A hacker claims to be selling an extensive database related to an Indian government portal meant for labor migrating out of the country.
Started by Ministry of External Affairs of India, the eMigrate portal helps Indian workers migrate abroad legally. The portal also provides immigration clearance and insurance tracking services to migrant workers.
According to a post on a well-known cybercrime forum seen by TechCrunch, the pseudonymous hacker released a small portion of the data containing the full names, email addresses, phone numbers, dates of birth, postal addresses and passport details of people he allegedly to have registered on the portal.
TechCrunch has verified that some of the data posted by the hacker appears to be genuine. Similarly, TechCrunch validated the phone numbers found in the published data using a third-party app. One of the files involved a foreign ambassador to the Indian government, whose information in the sample matched public information. A message sent by TechCrunch to the ambassador via WhatsApp was not returned.
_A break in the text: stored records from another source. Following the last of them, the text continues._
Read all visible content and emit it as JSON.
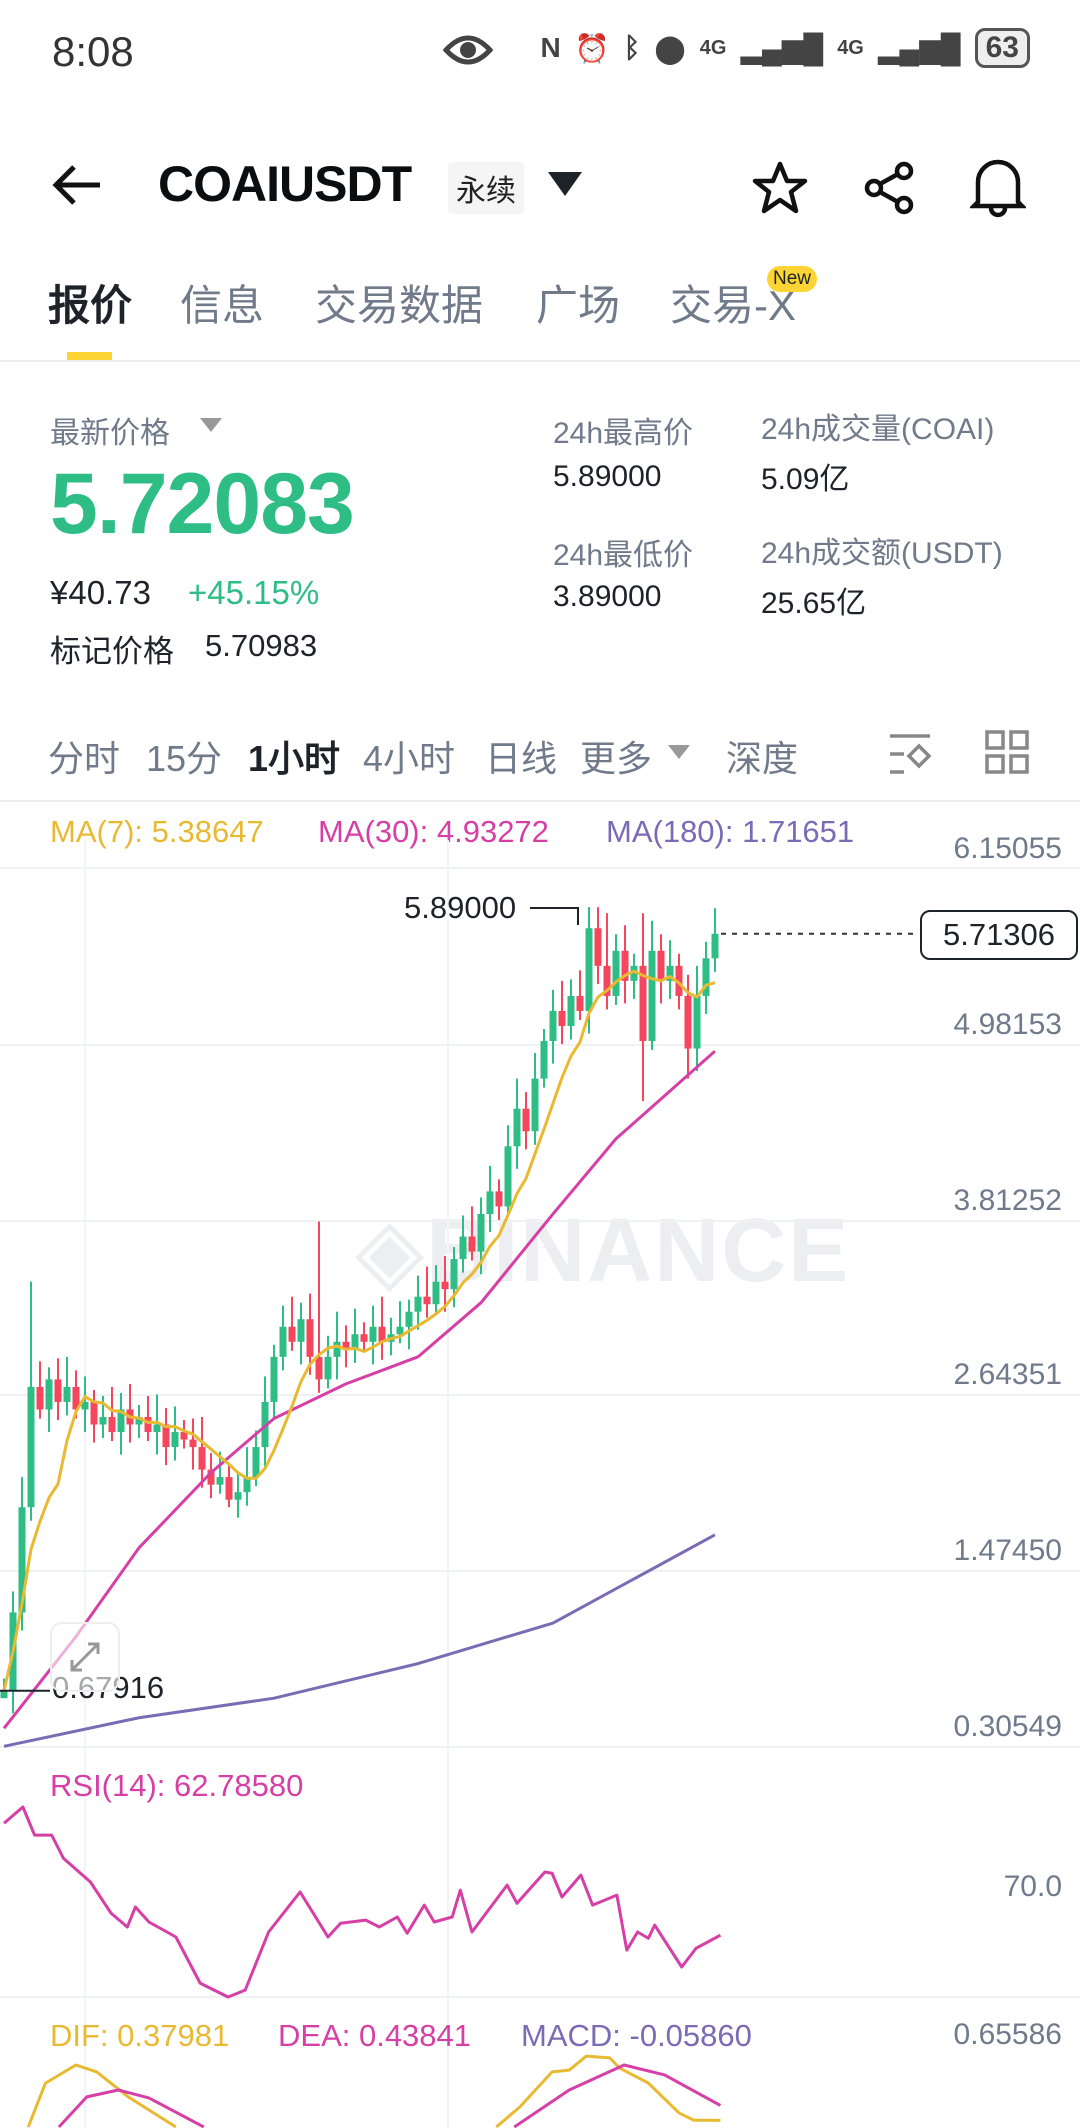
{
  "status_bar": {
    "time": "8:08",
    "network1": "4G",
    "network2": "4G",
    "battery": "63",
    "icons": [
      "eye-icon",
      "nfc-icon",
      "alarm-icon",
      "bluetooth-icon",
      "location-icon",
      "signal-icon",
      "signal-icon",
      "battery-icon"
    ]
  },
  "header": {
    "symbol": "COAIUSDT",
    "contract_type": "永续"
  },
  "tabs": [
    {
      "label": "报价"
    },
    {
      "label": "信息"
    },
    {
      "label": "交易数据"
    },
    {
      "label": "广场"
    },
    {
      "label": "交易-X"
    }
  ],
  "new_badge": "New",
  "ticker": {
    "last_price_label": "最新价格",
    "last_price": "5.72083",
    "cny_price": "¥40.73",
    "change_pct": "+45.15%",
    "mark_price_label": "标记价格",
    "mark_price": "5.70983",
    "high_label": "24h最高价",
    "high": "5.89000",
    "low_label": "24h最低价",
    "low": "3.89000",
    "vol_label": "24h成交量(COAI)",
    "vol": "5.09亿",
    "turnover_label": "24h成交额(USDT)",
    "turnover": "25.65亿"
  },
  "intervals": [
    {
      "label": "分时"
    },
    {
      "label": "15分"
    },
    {
      "label": "1小时"
    },
    {
      "label": "4小时"
    },
    {
      "label": "日线"
    },
    {
      "label": "更多"
    },
    {
      "label": "深度"
    }
  ],
  "colors": {
    "up": "#2ebd85",
    "down": "#f6465d",
    "ma7": "#e8b931",
    "ma30": "#d63fa5",
    "ma180": "#7b6bb5",
    "accent": "#fcd535"
  },
  "watermark": "BINANCE",
  "chart_data": [
    {
      "type": "candlestick",
      "title": "COAIUSDT 1小时",
      "legend": {
        "ma7": "MA(7): 5.38647",
        "ma30": "MA(30): 4.93272",
        "ma180": "MA(180): 1.71651"
      },
      "y_ticks": [
        "6.15055",
        "4.98153",
        "3.81252",
        "2.64351",
        "1.47450",
        "0.30549"
      ],
      "ylim": [
        0.30549,
        6.15055
      ],
      "high_marker": "5.89000",
      "low_marker": "0.67916",
      "last_price_tag": "5.71306",
      "closes": [
        0.68,
        1.2,
        1.9,
        2.7,
        2.55,
        2.75,
        2.6,
        2.7,
        2.55,
        2.6,
        2.45,
        2.5,
        2.4,
        2.55,
        2.45,
        2.5,
        2.4,
        2.45,
        2.3,
        2.4,
        2.35,
        2.3,
        2.15,
        2.05,
        2.1,
        1.95,
        2.0,
        2.1,
        2.3,
        2.6,
        2.9,
        3.1,
        3.0,
        3.15,
        2.9,
        2.75,
        2.9,
        3.0,
        2.95,
        3.05,
        3.0,
        3.1,
        3.0,
        3.05,
        3.1,
        3.2,
        3.3,
        3.25,
        3.4,
        3.35,
        3.55,
        3.7,
        3.6,
        3.85,
        4.0,
        3.9,
        4.3,
        4.55,
        4.4,
        4.75,
        5.0,
        5.2,
        5.1,
        5.3,
        5.2,
        5.75,
        5.5,
        5.3,
        5.6,
        5.4,
        5.5,
        5.0,
        5.6,
        5.4,
        5.5,
        5.3,
        4.95,
        5.3,
        5.55,
        5.71306
      ],
      "highs_override": {
        "3": 3.4,
        "35": 3.8,
        "65": 5.89,
        "67": 5.85,
        "71": 5.85
      },
      "lows_override": {
        "0": 0.67916,
        "25": 1.9,
        "71": 4.6,
        "76": 4.75
      },
      "ma30": [
        [
          0,
          0.43
        ],
        [
          8,
          1.04
        ],
        [
          15,
          1.63
        ],
        [
          23,
          2.13
        ],
        [
          30,
          2.49
        ],
        [
          38,
          2.72
        ],
        [
          46,
          2.9
        ],
        [
          53,
          3.26
        ],
        [
          61,
          3.85
        ],
        [
          68,
          4.35
        ],
        [
          79,
          4.93272
        ]
      ],
      "ma180": [
        [
          0,
          0.31
        ],
        [
          15,
          0.5
        ],
        [
          30,
          0.63
        ],
        [
          46,
          0.86
        ],
        [
          61,
          1.13
        ],
        [
          79,
          1.71651
        ]
      ]
    },
    {
      "type": "line",
      "title": "RSI(14)",
      "legend": "RSI(14): 62.78580",
      "y_tick": "70.0",
      "ylim": [
        52.9,
        92.9
      ],
      "points": [
        [
          0,
          80.7
        ],
        [
          2.1,
          83.3
        ],
        [
          3.4,
          78.8
        ],
        [
          5.3,
          78.8
        ],
        [
          6.6,
          75.1
        ],
        [
          9.6,
          71.3
        ],
        [
          11.9,
          66.3
        ],
        [
          13.7,
          64.1
        ],
        [
          14.6,
          67.3
        ],
        [
          16.1,
          64.9
        ],
        [
          19.1,
          62.5
        ],
        [
          21.8,
          55.1
        ],
        [
          24.9,
          52.9
        ],
        [
          26.8,
          54
        ],
        [
          29.4,
          63.3
        ],
        [
          32.9,
          69.7
        ],
        [
          36,
          62.5
        ],
        [
          37.4,
          64.7
        ],
        [
          40.2,
          65.2
        ],
        [
          41.7,
          64.1
        ],
        [
          43.7,
          65.7
        ],
        [
          44.8,
          63.1
        ],
        [
          46.7,
          67.6
        ],
        [
          47.8,
          64.9
        ],
        [
          49.8,
          65.7
        ],
        [
          50.7,
          70
        ],
        [
          52,
          63.3
        ],
        [
          55.9,
          70.8
        ],
        [
          57,
          67.9
        ],
        [
          60.1,
          72.9
        ],
        [
          60.9,
          72.7
        ],
        [
          62,
          68.9
        ],
        [
          64.1,
          72.4
        ],
        [
          65.4,
          67.6
        ],
        [
          68.1,
          69.2
        ],
        [
          69.2,
          60.4
        ],
        [
          70.4,
          63.3
        ],
        [
          71.6,
          62.3
        ],
        [
          72.3,
          64.4
        ],
        [
          75.3,
          57.7
        ],
        [
          76.9,
          60.7
        ],
        [
          79.6,
          62.7858
        ]
      ]
    },
    {
      "type": "line",
      "title": "MACD",
      "legend": {
        "dif": "DIF: 0.37981",
        "dea": "DEA: 0.43841",
        "macd": "MACD: -0.05860"
      },
      "y_tick": "0.65586",
      "dif": [
        [
          [
            2.7,
            0.354
          ],
          [
            4.6,
            0.526
          ],
          [
            8,
            0.597
          ],
          [
            10.3,
            0.57
          ],
          [
            13.8,
            0.472
          ],
          [
            19.1,
            0.354
          ]
        ],
        [
          [
            54.7,
            0.354
          ],
          [
            57.3,
            0.432
          ],
          [
            60.9,
            0.57
          ],
          [
            62.8,
            0.577
          ],
          [
            64.7,
            0.632
          ],
          [
            67.3,
            0.625
          ],
          [
            68.4,
            0.585
          ],
          [
            71.6,
            0.526
          ],
          [
            75,
            0.409
          ],
          [
            76.6,
            0.381
          ],
          [
            79.6,
            0.37981
          ]
        ]
      ],
      "dea": [
        [
          [
            6.1,
            0.354
          ],
          [
            9.2,
            0.472
          ],
          [
            12.7,
            0.499
          ],
          [
            16.1,
            0.468
          ],
          [
            22.2,
            0.354
          ]
        ],
        [
          [
            56.7,
            0.354
          ],
          [
            62.8,
            0.499
          ],
          [
            68.9,
            0.597
          ],
          [
            73.4,
            0.558
          ],
          [
            79.6,
            0.43841
          ]
        ]
      ]
    }
  ]
}
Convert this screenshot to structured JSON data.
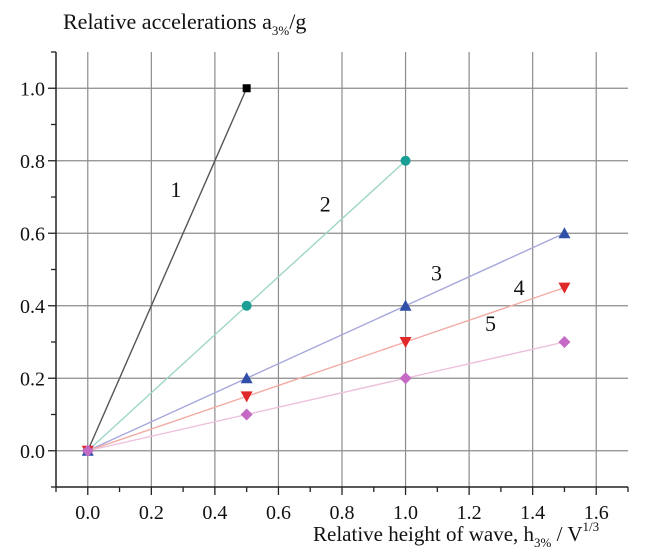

It is unclear whether the data was obtained directly from the eMigrate servers or through a prior breach. The hacker did not share the exact details of when the breach allegedly occurred, but claims to have at least 200,000 internal and registered user records.
At the time of publication, India’s eMigrate portal reports that around half a million people have received immigration clearance in 2023.
When contacted via email about the data breach, India’s computer emergency response team, known as CERT-In, told TechCrunch that it was “in [the] procedure for taking the appropriate measures with the competent authority.” India’s foreign ministry did not respond to multiple requests for comment.
This is believed to be the latest cyber security incident affecting the Indian government in recent months. Earlier this year, TechCrunch exclusively reported on a data breach affecting the Indian government’s cloud service that leaked reams of sensitive information on its citizens. Soon after, it was discovered that fraudsters had placed online betting ads hidden on Indian government websites.